Hockey arena in Connecticut

Mark Edward Freitas Ice Forum was a 2,000-seat hockey rink in Storrs, Connecticut. It was the longtime home arena and recent practice facility for the University of Connecticut women's and men's college ice hockey teams.

Freitas Ice Forum opened on November 7, 1998, replacing the outdoor UConn Ice Arena, which was in use since the 1960s. Its construction was a part of the UCONN 2000 commitment by the State of Connecticut to help rebuild, renew, and enhance the campuses of the University of Connecticut, paired with the hockey teams' elevation to Division I status. The arena was used for the 2000 MAAC Championship (won by UConn), the 2001 MAAC tournament, and the 2002 ECAC women's hockey tournament.
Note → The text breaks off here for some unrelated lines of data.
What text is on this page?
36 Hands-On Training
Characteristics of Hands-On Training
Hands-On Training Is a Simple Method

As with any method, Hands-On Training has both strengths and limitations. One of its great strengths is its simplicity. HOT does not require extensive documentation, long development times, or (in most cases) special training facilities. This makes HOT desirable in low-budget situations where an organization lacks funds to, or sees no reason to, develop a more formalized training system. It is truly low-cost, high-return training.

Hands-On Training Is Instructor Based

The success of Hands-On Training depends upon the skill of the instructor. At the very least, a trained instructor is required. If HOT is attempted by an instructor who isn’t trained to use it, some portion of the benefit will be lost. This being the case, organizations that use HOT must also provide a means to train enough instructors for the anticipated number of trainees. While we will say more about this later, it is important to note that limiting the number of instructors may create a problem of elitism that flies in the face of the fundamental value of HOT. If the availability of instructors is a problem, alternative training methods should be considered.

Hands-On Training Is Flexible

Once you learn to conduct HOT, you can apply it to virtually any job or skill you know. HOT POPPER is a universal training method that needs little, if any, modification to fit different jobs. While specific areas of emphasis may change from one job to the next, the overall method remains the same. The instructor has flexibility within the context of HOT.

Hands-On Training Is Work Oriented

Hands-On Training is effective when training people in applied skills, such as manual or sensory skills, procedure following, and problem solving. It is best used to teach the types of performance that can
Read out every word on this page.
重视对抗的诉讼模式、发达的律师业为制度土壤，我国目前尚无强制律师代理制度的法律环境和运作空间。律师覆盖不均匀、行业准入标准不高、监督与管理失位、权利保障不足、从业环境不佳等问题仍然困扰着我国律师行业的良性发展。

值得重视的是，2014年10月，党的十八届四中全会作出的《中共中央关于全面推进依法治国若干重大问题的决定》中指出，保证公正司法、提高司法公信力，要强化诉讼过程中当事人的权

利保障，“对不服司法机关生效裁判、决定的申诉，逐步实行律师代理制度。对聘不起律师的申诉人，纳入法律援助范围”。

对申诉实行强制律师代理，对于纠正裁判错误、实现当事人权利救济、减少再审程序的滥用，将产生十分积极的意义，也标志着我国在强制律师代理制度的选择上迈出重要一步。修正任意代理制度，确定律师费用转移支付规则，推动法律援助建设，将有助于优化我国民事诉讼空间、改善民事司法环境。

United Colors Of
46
It hosted the 2008 Hockey East Women's Tournament. The building was named for Mark E. Freitas '81, a former hockey letter winner and benefactor, on February 5, 2005.

The men's hockey team used the venue for home games until 2014 when they joined the Hockey East conference. Upon joining the conference, the team played in the PeoplesBank Arena in Hartford, Connecticut. For the duration of the 2020–21 season, the men's team reverted to using the Forum due to the COVID-19 pandemic.

The women's hockey team played in the Forum until 2022. In 2023, the team moved to the 2,600-seat on-campus Toscano Family Ice Forum that also now hosts the men's team. While initially used as a practice facility for the varsity teams and the home ice of its club hockey teams following the move, in 2024 the forum was converted for use as the home facility for the UConn volleyball teams. Until then, volleyball had been played in Harry A. Gampel Pavilion during the basketball off-season.